A novel raw starch digesting α-amylase (named AmyZ1) was screened and cloned from a deep-sea bacterium Pontibacillus sp. ZY. Phylogenetic analysis showed that AmyZ1 was a member of subfamily 5 of glycoside hydrolase family 13. When expressed in Escherichia coli, the recombinant AmyZ1 showed high activity at pH 6.0–7.5 and 25–50 °C. Its optimal pH and temperature were 7.0 and 35 °C, respectively.

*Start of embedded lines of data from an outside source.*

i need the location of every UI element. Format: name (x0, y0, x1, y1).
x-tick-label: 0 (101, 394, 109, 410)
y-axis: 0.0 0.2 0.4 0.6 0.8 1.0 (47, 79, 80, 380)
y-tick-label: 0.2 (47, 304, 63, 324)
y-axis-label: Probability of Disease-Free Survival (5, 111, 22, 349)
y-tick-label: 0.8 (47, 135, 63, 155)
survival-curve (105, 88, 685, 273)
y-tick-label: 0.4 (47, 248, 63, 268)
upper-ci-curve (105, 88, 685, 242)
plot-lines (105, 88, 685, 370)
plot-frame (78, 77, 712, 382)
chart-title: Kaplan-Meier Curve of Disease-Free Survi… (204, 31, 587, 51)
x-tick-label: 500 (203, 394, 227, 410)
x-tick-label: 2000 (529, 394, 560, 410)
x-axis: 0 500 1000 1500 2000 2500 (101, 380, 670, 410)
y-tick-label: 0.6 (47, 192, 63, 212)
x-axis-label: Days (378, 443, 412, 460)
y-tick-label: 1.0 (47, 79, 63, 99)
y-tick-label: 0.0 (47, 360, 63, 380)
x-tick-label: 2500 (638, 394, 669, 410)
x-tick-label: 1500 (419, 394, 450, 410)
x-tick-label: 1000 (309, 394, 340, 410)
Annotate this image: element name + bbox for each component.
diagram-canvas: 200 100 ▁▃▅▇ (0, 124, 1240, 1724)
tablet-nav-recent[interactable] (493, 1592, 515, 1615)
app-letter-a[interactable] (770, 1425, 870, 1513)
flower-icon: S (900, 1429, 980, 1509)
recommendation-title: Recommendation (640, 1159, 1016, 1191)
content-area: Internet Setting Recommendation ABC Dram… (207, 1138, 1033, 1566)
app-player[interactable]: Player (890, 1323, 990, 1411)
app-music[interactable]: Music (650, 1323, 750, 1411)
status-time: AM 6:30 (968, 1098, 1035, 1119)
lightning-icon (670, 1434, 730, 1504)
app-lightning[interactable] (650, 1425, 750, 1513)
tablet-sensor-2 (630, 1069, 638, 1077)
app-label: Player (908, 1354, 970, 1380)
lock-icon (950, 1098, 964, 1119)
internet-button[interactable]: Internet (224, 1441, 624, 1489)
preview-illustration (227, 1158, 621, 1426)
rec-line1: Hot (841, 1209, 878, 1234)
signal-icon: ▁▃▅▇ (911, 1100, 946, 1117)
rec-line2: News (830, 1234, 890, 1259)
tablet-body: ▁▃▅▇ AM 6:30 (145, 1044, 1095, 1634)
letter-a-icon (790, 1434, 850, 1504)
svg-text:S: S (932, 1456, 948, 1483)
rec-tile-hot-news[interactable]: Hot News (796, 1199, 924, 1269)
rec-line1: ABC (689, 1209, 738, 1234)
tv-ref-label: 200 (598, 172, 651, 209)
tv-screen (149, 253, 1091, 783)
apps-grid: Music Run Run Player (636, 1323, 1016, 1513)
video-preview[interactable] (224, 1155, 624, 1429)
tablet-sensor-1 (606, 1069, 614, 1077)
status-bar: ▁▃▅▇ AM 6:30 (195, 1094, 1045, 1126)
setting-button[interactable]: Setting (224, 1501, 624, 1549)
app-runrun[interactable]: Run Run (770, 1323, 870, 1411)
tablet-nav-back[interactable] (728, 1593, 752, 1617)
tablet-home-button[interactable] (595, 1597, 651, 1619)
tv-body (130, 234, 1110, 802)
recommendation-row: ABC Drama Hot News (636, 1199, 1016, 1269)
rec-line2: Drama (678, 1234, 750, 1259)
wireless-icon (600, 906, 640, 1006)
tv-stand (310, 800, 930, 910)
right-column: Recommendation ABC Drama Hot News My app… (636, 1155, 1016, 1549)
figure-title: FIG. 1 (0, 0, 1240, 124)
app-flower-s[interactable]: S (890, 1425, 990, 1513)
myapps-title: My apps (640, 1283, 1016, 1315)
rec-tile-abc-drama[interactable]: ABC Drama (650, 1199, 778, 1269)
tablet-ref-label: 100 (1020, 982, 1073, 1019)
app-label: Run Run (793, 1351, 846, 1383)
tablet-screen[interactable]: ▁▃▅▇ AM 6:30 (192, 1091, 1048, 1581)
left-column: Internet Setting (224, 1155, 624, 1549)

Similar to most α-amylases, AmyZ1 activity was enhanced (2.4-fold) by 1.0 mM Ca2+. Its half-life time at 35 °C was also extended from about 10 min to 100 min. In comparison, AmyZ1 showed a broad substrate specificity toward raw starches, including those derived from rice, corn, and wheat. The specific activity of AmyZ1 towards raw rice starch was 12,621 ± 196 U/mg, much higher than other reported raw starch hydrolases. When used in raw starch hydrolyzing process, AmyZ1 hydrolyzed 52%, 47% and 38% of 30% (w/v) rice, corn, and wheat starch after 4 h incubation. It can also hydrolyze marine raw starch derived from Chlorella pyrenoidosa, resulting in 50.9 mg/g DW (dry weight of the biomass) of reducing sugars after 4 h incubation at 35 °C. Furthermore, when hydrolyzing raw corn starch using the combination of AmyZ1 and commercial glucoamylase, the hydrolysis rate reached 75% after 4.5 h reaction, notably higher than that obtained in existing starch-processing industries.


As a novel raw starch-digesting α-amylase with high specific activity, AmyZ1 efficiently hydrolyzed raw starches derived from both terrestrial and marine environments at near ambient temperature, suggesting its application potential in starch-based industrial processes.